There is no doubt that splitting the season as Larry succeeded in doing has many merits - it gives clubs the opportunity to run most of their championship games while the weather is still kind and the evenings are long.
However it rankles on two fronts - traditionalists still hanker for the GAA season’s denouement to be back in September, while perhaps more pertinently, the sports marketeers point to an almost total absence of GAA national activity in this last month or the school holidays - August.
It was an apposite exercise on that score to listen to RTE radio over the past few weekends where ‘talking heads’ were wheeled in to chat about soccer and golf and bits of racing - while the absence of a sentence on the GAA front was conspicuous at what should be the time of maximum penetration on children’s minds for our national games.
The current president Jarlath Burns will be remembered for revitalising Gaelic football and hinted that before he goes he’d like to get an adjustment on how the season unfolds.
Former player and manager and newspaper columnist Colm O’Rourke wrote on Sunday in the Independent that something is not quite right. And I agree.
Yes, I love the intensity of the new hurling season but it is way too ephemeral - it is basically a three-month season with great quality but very little width.
Similarly if you want to see David Clifford or any of the top names in football again, you can hibernate until February and you will have missed nothing.

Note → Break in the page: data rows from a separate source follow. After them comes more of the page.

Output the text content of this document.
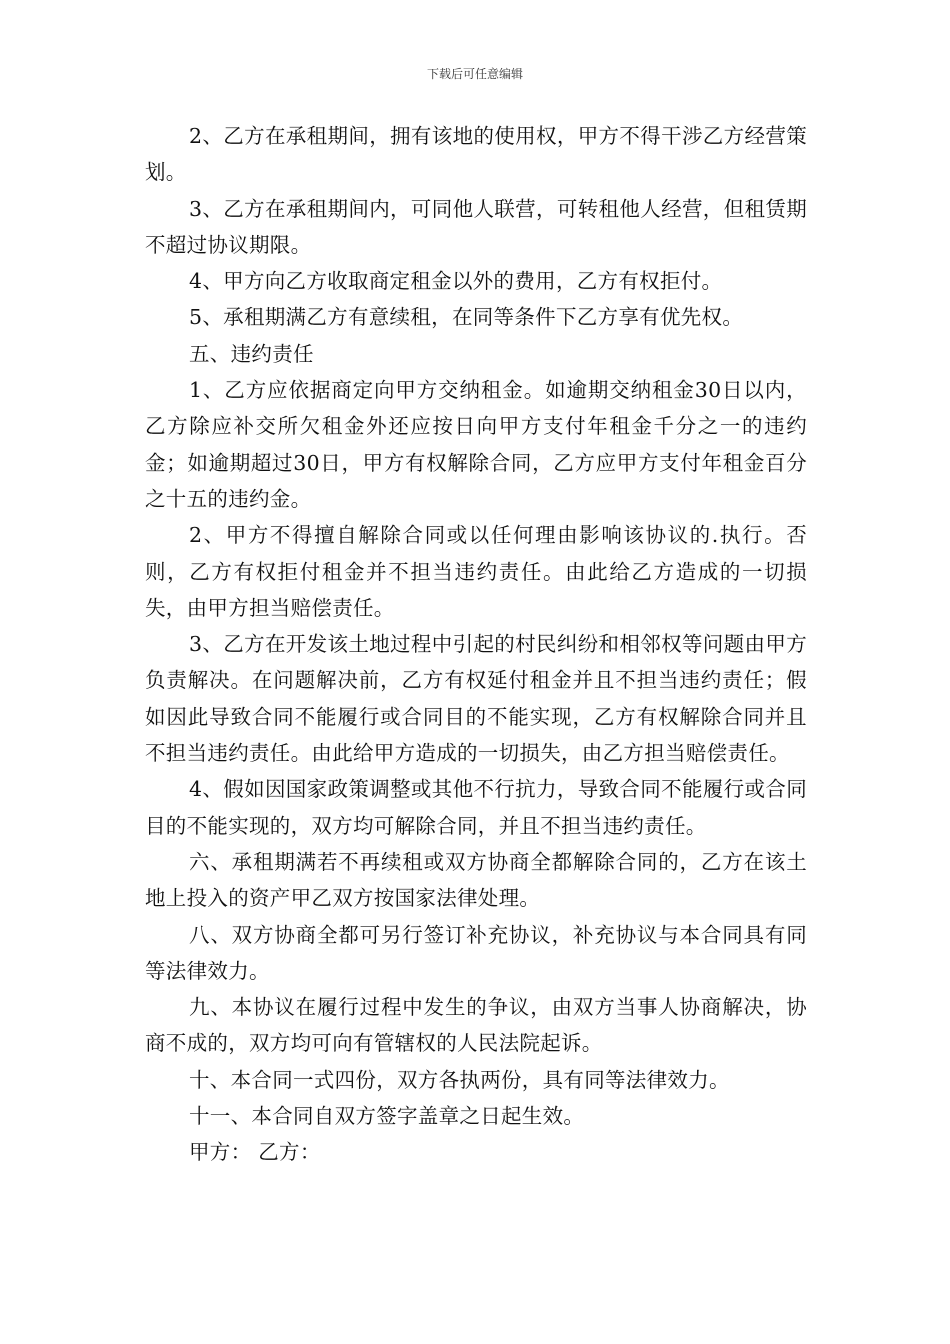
下载后可任意编辑

2、乙方在承租期间，拥有该地的使用权，甲方不得干涉乙方经营策划。

3、乙方在承租期间内，可同他人联营，可转租他人经营，但租赁期不超过协议期限。

4、甲方向乙方收取商定租金以外的费用，乙方有权拒付。

5、承租期满乙方有意续租，在同等条件下乙方享有优先权。

五、违约责任

1、乙方应依据商定向甲方交纳租金。如逾期交纳租金30日以内，乙方除应补交所欠租金外还应按日向甲方支付年租金千分之一的违约金；如逾期超过30日，甲方有权解除合同，乙方应甲方支付年租金百分之十五的违约金。

2、甲方不得擅自解除合同或以任何理由影响该协议的.执行。否则，乙方有权拒付租金并不担当违约责任。由此给乙方造成的一切损失，由甲方担当赔偿责任。

3、乙方在开发该土地过程中引起的村民纠纷和相邻权等问题由甲方负责解决。在问题解决前，乙方有权延付租金并且不担当违约责任；假如因此导致合同不能履行或合同目的不能实现，乙方有权解除合同并且不担当违约责任。由此给甲方造成的一切损失，由乙方担当赔偿责任。

4、假如因国家政策调整或其他不行抗力，导致合同不能履行或合同目的不能实现的，双方均可解除合同，并且不担当违约责任。

六、承租期满若不再续租或双方协商全都解除合同的，乙方在该土地上投入的资产甲乙双方按国家法律处理。

八、双方协商全都可另行签订补充协议，补充协议与本合同具有同等法律效力。

九、本协议在履行过程中发生的争议，由双方当事人协商解决，协商不成的，双方均可向有管辖权的人民法院起诉。

十、本合同一式四份，双方各执两份，具有同等法律效力。

十一、本合同自双方签字盖章之日起生效。

甲方： 乙方：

In terms of marketing, the English Premier League is blasting to the high heavens through Sky Sports how it will show 215 games this season. With the usual fanfare they have the next generation of Irish youngsters looking at Arsenal, Liverpool and the Manchester clubs as if this is the place to be.

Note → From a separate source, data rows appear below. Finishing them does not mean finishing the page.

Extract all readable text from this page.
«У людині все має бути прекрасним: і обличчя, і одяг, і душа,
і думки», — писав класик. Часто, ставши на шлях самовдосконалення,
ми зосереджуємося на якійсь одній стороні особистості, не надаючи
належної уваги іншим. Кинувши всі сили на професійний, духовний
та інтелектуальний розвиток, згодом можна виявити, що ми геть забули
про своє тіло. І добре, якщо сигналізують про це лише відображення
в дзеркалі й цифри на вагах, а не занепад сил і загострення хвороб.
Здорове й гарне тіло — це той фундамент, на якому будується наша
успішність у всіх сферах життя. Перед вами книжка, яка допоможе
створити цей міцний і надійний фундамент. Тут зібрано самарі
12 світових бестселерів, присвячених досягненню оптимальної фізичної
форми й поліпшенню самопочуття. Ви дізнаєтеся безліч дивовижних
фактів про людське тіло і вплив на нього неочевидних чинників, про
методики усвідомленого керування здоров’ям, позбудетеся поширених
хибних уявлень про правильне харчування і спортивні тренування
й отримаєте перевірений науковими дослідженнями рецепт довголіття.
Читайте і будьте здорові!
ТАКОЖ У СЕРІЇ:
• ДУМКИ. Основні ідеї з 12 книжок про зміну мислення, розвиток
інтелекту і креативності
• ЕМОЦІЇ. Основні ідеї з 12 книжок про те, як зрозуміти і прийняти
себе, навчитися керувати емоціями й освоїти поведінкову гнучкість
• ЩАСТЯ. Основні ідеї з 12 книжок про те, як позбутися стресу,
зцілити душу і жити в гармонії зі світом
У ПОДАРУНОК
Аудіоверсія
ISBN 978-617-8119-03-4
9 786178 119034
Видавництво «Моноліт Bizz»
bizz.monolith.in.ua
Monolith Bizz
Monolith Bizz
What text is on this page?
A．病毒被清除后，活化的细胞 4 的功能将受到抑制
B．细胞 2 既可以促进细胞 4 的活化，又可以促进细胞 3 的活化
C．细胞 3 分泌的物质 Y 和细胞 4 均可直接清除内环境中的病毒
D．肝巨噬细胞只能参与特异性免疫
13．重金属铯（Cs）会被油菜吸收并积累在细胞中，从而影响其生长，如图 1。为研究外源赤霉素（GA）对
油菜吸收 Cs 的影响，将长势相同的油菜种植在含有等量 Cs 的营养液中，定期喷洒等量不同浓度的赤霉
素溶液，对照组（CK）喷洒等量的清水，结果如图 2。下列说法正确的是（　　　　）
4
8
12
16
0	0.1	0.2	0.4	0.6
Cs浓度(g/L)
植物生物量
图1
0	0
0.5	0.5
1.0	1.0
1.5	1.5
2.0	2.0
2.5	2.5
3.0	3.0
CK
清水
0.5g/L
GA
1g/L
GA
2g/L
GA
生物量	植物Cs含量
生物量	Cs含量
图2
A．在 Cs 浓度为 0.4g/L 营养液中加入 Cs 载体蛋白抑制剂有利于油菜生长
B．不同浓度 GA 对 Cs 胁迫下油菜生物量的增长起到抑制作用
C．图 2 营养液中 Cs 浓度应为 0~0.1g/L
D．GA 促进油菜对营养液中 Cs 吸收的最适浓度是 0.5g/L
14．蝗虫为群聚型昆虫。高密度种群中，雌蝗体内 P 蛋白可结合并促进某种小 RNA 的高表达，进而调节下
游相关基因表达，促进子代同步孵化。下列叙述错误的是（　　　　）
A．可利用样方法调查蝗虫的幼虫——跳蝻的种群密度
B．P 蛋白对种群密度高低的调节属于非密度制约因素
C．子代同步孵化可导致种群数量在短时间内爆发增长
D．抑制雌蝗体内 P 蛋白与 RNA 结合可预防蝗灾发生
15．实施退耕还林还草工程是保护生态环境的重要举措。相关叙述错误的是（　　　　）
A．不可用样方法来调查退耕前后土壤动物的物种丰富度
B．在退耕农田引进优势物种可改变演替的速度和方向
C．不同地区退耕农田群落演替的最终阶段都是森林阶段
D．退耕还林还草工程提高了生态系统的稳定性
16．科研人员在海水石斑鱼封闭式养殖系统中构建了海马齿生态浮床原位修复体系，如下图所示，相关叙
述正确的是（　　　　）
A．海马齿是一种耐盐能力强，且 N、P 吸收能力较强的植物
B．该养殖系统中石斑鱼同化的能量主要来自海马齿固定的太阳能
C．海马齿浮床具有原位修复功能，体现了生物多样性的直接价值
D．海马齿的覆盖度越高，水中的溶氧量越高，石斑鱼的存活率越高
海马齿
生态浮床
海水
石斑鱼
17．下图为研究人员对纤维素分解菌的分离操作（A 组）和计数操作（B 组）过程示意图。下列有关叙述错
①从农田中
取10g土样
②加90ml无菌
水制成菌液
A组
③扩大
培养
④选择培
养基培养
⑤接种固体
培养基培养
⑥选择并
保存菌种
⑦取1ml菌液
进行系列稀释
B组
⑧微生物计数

Really, this week we should be looking forward to the All Ireland hurling final this coming Sunday, the second last Sunday in August. That would give maximum publicity instead of remembering Tipperary and Cork as something that happened earlier in the summer - July to be exact.

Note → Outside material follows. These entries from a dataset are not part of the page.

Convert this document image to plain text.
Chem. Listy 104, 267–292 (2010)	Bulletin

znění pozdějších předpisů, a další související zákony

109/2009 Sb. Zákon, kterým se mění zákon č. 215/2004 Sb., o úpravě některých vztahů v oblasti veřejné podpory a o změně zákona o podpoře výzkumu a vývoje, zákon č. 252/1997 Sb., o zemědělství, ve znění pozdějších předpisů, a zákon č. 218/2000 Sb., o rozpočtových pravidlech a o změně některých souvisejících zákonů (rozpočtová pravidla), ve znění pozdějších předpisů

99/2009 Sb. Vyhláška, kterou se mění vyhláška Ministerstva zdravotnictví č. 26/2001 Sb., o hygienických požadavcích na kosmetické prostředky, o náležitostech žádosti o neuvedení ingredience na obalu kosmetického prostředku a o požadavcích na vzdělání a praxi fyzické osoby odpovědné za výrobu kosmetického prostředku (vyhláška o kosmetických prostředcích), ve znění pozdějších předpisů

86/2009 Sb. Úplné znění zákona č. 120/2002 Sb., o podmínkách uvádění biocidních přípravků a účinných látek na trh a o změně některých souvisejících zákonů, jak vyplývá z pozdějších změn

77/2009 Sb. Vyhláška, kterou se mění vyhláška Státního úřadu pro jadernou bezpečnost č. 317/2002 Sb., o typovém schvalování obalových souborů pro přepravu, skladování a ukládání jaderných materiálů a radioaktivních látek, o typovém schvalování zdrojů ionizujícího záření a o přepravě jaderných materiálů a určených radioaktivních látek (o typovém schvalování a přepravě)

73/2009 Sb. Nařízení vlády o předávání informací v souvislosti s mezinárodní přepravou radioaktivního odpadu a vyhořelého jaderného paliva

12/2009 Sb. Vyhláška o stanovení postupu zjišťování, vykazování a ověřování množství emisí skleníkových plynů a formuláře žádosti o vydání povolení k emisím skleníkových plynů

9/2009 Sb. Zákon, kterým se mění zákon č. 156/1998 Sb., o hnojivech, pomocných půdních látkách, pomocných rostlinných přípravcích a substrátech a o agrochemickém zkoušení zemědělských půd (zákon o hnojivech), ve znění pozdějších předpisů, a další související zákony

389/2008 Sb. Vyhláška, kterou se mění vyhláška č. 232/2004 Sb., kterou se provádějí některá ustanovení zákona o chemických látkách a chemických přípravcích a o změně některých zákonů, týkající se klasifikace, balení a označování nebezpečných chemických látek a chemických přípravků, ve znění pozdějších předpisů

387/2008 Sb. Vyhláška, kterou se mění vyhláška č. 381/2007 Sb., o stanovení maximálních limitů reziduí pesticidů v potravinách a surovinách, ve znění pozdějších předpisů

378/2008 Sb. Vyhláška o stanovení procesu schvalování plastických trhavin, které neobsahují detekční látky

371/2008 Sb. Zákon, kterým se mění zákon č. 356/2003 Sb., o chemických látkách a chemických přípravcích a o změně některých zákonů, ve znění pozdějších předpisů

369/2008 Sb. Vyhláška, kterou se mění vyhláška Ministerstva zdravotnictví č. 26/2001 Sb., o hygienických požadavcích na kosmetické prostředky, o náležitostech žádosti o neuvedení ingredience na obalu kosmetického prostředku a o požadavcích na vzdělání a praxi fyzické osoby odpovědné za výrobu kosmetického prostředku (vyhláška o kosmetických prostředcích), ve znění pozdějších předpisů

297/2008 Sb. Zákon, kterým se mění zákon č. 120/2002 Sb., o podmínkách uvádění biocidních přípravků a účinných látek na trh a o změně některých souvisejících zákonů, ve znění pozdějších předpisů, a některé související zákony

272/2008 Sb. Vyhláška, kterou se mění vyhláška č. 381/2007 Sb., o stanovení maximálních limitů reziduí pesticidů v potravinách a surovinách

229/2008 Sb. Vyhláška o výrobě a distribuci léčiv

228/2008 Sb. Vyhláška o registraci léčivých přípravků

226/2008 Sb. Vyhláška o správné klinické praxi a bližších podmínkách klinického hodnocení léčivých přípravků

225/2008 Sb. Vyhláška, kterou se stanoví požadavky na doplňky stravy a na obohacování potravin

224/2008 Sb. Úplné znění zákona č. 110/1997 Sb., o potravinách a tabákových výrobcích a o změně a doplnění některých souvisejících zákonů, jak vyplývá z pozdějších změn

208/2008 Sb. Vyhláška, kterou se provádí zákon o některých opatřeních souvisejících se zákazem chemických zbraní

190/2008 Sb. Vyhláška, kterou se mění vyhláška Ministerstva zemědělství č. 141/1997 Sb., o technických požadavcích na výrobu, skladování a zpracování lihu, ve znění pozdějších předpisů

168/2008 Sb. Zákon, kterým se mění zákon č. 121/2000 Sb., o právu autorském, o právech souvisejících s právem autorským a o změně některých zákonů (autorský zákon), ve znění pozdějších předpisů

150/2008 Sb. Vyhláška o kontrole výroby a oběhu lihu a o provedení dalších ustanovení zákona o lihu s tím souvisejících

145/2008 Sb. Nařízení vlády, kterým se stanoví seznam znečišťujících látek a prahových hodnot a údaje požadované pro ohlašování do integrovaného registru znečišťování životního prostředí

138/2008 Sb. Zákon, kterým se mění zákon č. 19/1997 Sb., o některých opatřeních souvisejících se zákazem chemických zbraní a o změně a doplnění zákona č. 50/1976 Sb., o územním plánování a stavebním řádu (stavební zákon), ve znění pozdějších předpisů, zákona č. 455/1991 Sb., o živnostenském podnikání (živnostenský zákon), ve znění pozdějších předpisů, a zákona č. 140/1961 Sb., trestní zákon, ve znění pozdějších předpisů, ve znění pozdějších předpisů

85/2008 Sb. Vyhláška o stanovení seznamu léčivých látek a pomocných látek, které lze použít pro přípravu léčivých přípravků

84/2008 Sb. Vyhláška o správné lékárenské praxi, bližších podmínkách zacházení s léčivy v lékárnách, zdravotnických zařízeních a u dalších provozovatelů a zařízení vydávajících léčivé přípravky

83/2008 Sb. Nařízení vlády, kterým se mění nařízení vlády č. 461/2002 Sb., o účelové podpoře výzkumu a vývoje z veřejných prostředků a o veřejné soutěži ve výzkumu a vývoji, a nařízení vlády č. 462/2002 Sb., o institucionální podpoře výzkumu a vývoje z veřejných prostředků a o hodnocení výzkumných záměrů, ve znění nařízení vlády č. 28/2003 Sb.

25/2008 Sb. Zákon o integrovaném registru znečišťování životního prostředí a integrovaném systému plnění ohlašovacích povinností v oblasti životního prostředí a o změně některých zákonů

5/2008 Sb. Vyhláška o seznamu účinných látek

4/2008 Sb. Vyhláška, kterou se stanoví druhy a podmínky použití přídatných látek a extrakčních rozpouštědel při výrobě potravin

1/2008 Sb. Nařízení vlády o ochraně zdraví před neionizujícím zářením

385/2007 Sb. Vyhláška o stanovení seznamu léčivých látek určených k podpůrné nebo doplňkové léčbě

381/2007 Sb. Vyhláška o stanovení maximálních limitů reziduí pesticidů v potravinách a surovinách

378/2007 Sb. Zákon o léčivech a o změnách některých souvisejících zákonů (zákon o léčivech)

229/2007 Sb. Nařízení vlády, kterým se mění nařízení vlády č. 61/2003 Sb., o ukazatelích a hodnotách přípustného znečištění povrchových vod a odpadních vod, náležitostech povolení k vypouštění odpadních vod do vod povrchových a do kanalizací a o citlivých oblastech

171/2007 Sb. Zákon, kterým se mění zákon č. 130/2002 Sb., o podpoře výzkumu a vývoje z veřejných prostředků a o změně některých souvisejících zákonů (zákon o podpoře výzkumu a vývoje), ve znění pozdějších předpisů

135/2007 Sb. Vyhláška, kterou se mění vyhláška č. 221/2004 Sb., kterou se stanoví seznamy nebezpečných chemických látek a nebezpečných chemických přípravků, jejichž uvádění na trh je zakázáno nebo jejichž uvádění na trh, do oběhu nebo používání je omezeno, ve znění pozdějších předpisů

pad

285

Similarly, we should be anticipating Kerry and Donegal for Aug. 31 - the last Sunday because in the four weeks that have elapsed since the two finals, the amount of marketing being undertaken by other codes has been non-stop and dare we say it, an own goal in terms of what we lose down the line.
So there you have it - my tuppence worth is for the GAA to tweak the great work of Larry McCarthy and give us a vital publicity blast of oxygen in this month where soccer kicks in, followed closely behind by the rugby provinces with their club campaigns.
By the beginning of August we should at most have half our counties still involved, allowing play to go ahead across the vast majority of local championships.
There is no doubt that the current system is much better than the piecemeal way the GAA system worked before the alignment and structure given by the split season.
This tweak suggested here will mean a lot for everybody without taking too much away. Let’s hope the walls in Croke Park have ears and follow our good advice.